Some Sin, Some Lose
David Gibson’s excellent article “The Cardinal’s Sins” [February 5] helped me understand the complex personality traits of Cardinal Edward Egan. Egan’s whole life can be summed up as “the good soldier just following orders.” Unfortunately for thousands of children abused by Catholic priests, this meant following the long-standing Church policy of moving predator priests from parish to parish instead of contacting law enforcement. As a result, many innocent lives were harmed beyond measure.
—David Cerulli, Manhattan
An item not mentioned about Cardinal Edward Egan was that while serving the Bridgeport diocese, he argued in court documents, in cases involving pedophile priests, that said priests were independent contractors and hence the diocese bore no responsibility for their actions. Arguably, this could be one of his “sins.”
—Conrad Rutkowski, Pomona, N.Y.
Thank you, David Gibson, for your fair assessment of the conditions in our archdiocese. That our priests think they will have nowhere to turn if falsely accused saddens me. If given the chance, we the laity will support and defend every priest of integrity.

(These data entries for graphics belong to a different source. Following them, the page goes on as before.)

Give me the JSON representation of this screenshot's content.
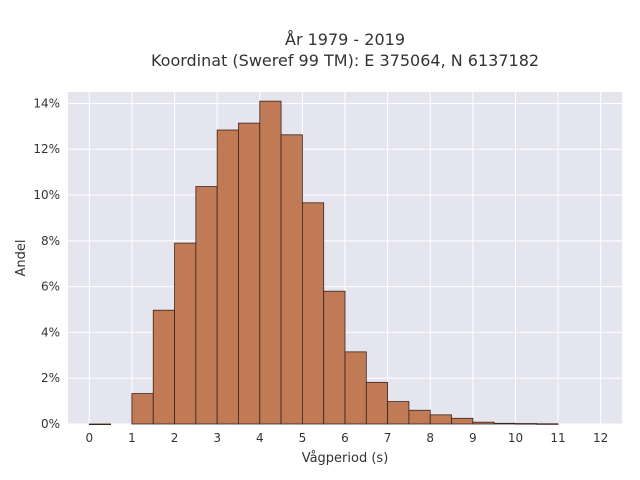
{
  "chart_data": {
    "type": "bar",
    "title": "År 1979 - 2019",
    "subtitle": "Koordinat (Sweref 99 TM): E 375064, N 6137182",
    "xlabel": "Vågperiod (s)",
    "ylabel": "Andel",
    "xlim": [
      -0.5,
      12.5
    ],
    "ylim": [
      0,
      0.145
    ],
    "xticks": [
      0,
      1,
      2,
      3,
      4,
      5,
      6,
      7,
      8,
      9,
      10,
      11,
      12
    ],
    "yticks": [
      0,
      0.02,
      0.04,
      0.06,
      0.08,
      0.1,
      0.12,
      0.14
    ],
    "ytick_labels": [
      "0%",
      "2%",
      "4%",
      "6%",
      "8%",
      "10%",
      "12%",
      "14%"
    ],
    "bin_width": 0.5,
    "bins": [
      {
        "start": 0.0,
        "value": 0.0
      },
      {
        "start": 1.0,
        "value": 0.0133
      },
      {
        "start": 1.5,
        "value": 0.0497
      },
      {
        "start": 2.0,
        "value": 0.079
      },
      {
        "start": 2.5,
        "value": 0.1037
      },
      {
        "start": 3.0,
        "value": 0.1284
      },
      {
        "start": 3.5,
        "value": 0.1314
      },
      {
        "start": 4.0,
        "value": 0.141
      },
      {
        "start": 4.5,
        "value": 0.1263
      },
      {
        "start": 5.0,
        "value": 0.0966
      },
      {
        "start": 5.5,
        "value": 0.058
      },
      {
        "start": 6.0,
        "value": 0.0315
      },
      {
        "start": 6.5,
        "value": 0.0182
      },
      {
        "start": 7.0,
        "value": 0.0098
      },
      {
        "start": 7.5,
        "value": 0.006
      },
      {
        "start": 8.0,
        "value": 0.004
      },
      {
        "start": 8.5,
        "value": 0.0025
      },
      {
        "start": 9.0,
        "value": 0.0008
      },
      {
        "start": 9.5,
        "value": 0.0003
      },
      {
        "start": 10.0,
        "value": 0.0002
      },
      {
        "start": 10.5,
        "value": 0.0001
      }
    ],
    "grid": true,
    "colors": {
      "bar_fill": "#c07a55",
      "bar_edge": "#3a2418",
      "plot_background": "#e5e5f0",
      "grid": "#ffffff"
    }
  }
}
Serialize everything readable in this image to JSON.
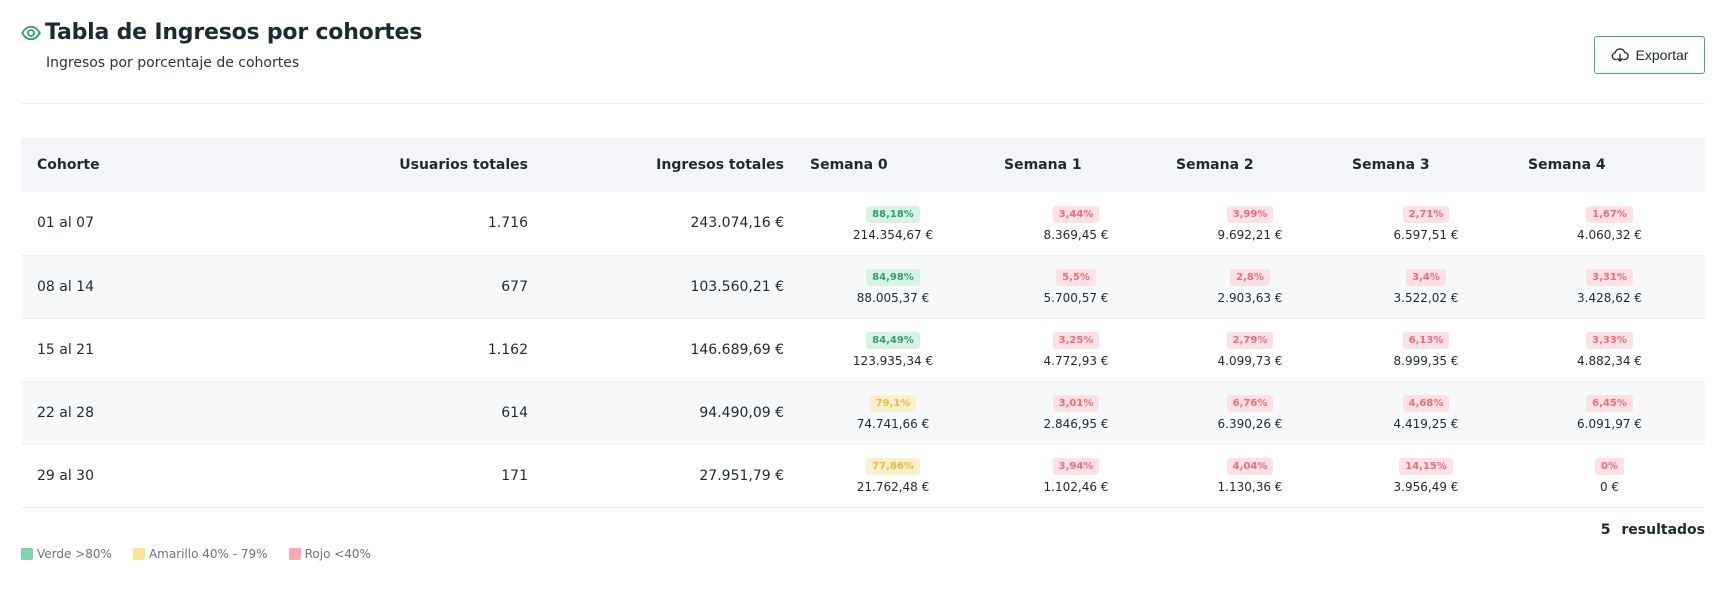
{
  "header": {
    "title": "Tabla de Ingresos por cohortes",
    "subtitle": "Ingresos por porcentaje de cohortes",
    "export_label": "Exportar"
  },
  "table": {
    "columns": [
      "Cohorte",
      "Usuarios totales",
      "Ingresos totales",
      "Semana 0",
      "Semana 1",
      "Semana 2",
      "Semana 3",
      "Semana 4"
    ],
    "rows": [
      {
        "cohort": "01 al 07",
        "users": "1.716",
        "revenue": "243.074,16 €",
        "weeks": [
          {
            "pct": "88,18%",
            "amount": "214.354,67 €",
            "level": "green"
          },
          {
            "pct": "3,44%",
            "amount": "8.369,45 €",
            "level": "red"
          },
          {
            "pct": "3,99%",
            "amount": "9.692,21 €",
            "level": "red"
          },
          {
            "pct": "2,71%",
            "amount": "6.597,51 €",
            "level": "red"
          },
          {
            "pct": "1,67%",
            "amount": "4.060,32 €",
            "level": "red"
          }
        ]
      },
      {
        "cohort": "08 al 14",
        "users": "677",
        "revenue": "103.560,21 €",
        "weeks": [
          {
            "pct": "84,98%",
            "amount": "88.005,37 €",
            "level": "green"
          },
          {
            "pct": "5,5%",
            "amount": "5.700,57 €",
            "level": "red"
          },
          {
            "pct": "2,8%",
            "amount": "2.903,63 €",
            "level": "red"
          },
          {
            "pct": "3,4%",
            "amount": "3.522,02 €",
            "level": "red"
          },
          {
            "pct": "3,31%",
            "amount": "3.428,62 €",
            "level": "red"
          }
        ]
      },
      {
        "cohort": "15 al 21",
        "users": "1.162",
        "revenue": "146.689,69 €",
        "weeks": [
          {
            "pct": "84,49%",
            "amount": "123.935,34 €",
            "level": "green"
          },
          {
            "pct": "3,25%",
            "amount": "4.772,93 €",
            "level": "red"
          },
          {
            "pct": "2,79%",
            "amount": "4.099,73 €",
            "level": "red"
          },
          {
            "pct": "6,13%",
            "amount": "8.999,35 €",
            "level": "red"
          },
          {
            "pct": "3,33%",
            "amount": "4.882,34 €",
            "level": "red"
          }
        ]
      },
      {
        "cohort": "22 al 28",
        "users": "614",
        "revenue": "94.490,09 €",
        "weeks": [
          {
            "pct": "79,1%",
            "amount": "74.741,66 €",
            "level": "yellow"
          },
          {
            "pct": "3,01%",
            "amount": "2.846,95 €",
            "level": "red"
          },
          {
            "pct": "6,76%",
            "amount": "6.390,26 €",
            "level": "red"
          },
          {
            "pct": "4,68%",
            "amount": "4.419,25 €",
            "level": "red"
          },
          {
            "pct": "6,45%",
            "amount": "6.091,97 €",
            "level": "red"
          }
        ]
      },
      {
        "cohort": "29 al 30",
        "users": "171",
        "revenue": "27.951,79 €",
        "weeks": [
          {
            "pct": "77,86%",
            "amount": "21.762,48 €",
            "level": "yellow"
          },
          {
            "pct": "3,94%",
            "amount": "1.102,46 €",
            "level": "red"
          },
          {
            "pct": "4,04%",
            "amount": "1.130,36 €",
            "level": "red"
          },
          {
            "pct": "14,15%",
            "amount": "3.956,49 €",
            "level": "red"
          },
          {
            "pct": "0%",
            "amount": "0 €",
            "level": "red"
          }
        ]
      }
    ]
  },
  "footer": {
    "results_count": "5",
    "results_label": "resultados"
  },
  "legend": [
    {
      "label": "Verde >80%",
      "color": "#7fd3b0"
    },
    {
      "label": "Amarillo 40% - 79%",
      "color": "#fde39a"
    },
    {
      "label": "Rojo <40%",
      "color": "#f6a7b3"
    }
  ],
  "colors": {
    "accent": "#3fa98a",
    "green_badge_bg": "#d8f3e6",
    "yellow_badge_bg": "#fdf0cf",
    "red_badge_bg": "#fde1e5"
  }
}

—Penny Gonzeles ,Yorktown Heights, N.Y.
(Don’t) Save the Cheerleader
I’d like to point out George Bush’s role as cheerleader [“The Loneliest President,” February 5]. I was a cheerleader, and we were taught that no matter how bad things looked, the team—and the crowd—depended on us to keep their spirits up. The football score could be 49-0, and we were to keep cheering our boys on; it was our job. Unfortunately, Bush is still playing this role, the only difference being when the final whistle blows at a sporting event, the losing team is usually alive to play another day.
—Christine Lavin, Manhattan
Your cover article declares President Bush “the loneliest decider since Richard Nixon.” While “decider” is delightfully ironic, the word “loneliest” might be too kind. Bush is too disconnected from the people to experience the very social nature of loneliness. Nixon and LBJ were both lonely, and they finally “got it.”
—William L. Sharfman, Manhattan
It’s the New Guy’s Show
In the five-plus years since I retired from GE, I have answered every detailed question about the company with the happy words “I’m retired.” In Arianne Cohen’s interview with me [“Intelligencer: The Jack & Suzy Show,” February 5], this response about Jeff Zucker’s tenure at NBC was not appropriate and certainly subject to misinterpretation. In fact, I am a huge supporter of Jeff Zucker and have been for fifteen years. I wish him success as he continues to lead the network’s recent comeback.
—Jack Welch, Boston, Mass.
On the Record
I would like to elaborate on my quotation in Tim Murphy’s article “Generation W” [“Intelligencer,” February 5]. My longtime friend Arthur Schlesinger Jr. may not have worked on State of the Union laundry lists, but he contributed importantly to some of JFK’s best speeches, including his Yale commencement and his Amherst tribute to Robert Frost. The record should so state.
—Theodore C. Sorensen, Manhattan
Josh Lucas might start polishing his boots if he is going to kick Simon Hammerstein’s ass if the Box “turns into” a club [“Culture: What’s in the Box?,” by William Van Meter, February 5]. The Box is a club. Instead of searching the far reaches of Europe for “freaks,” he should look for local talent. He told me when he needed my family’s help with the community board to procure a license that he planned to feature local performers on weeknights and theater productions on the weekend. I hope he hasn’t bluffed those of us who hear the “Euro-disco thump” at one in the morning, don’t get to see the show, and can hardly make it into our apartments because of the endless stream of New York royalty.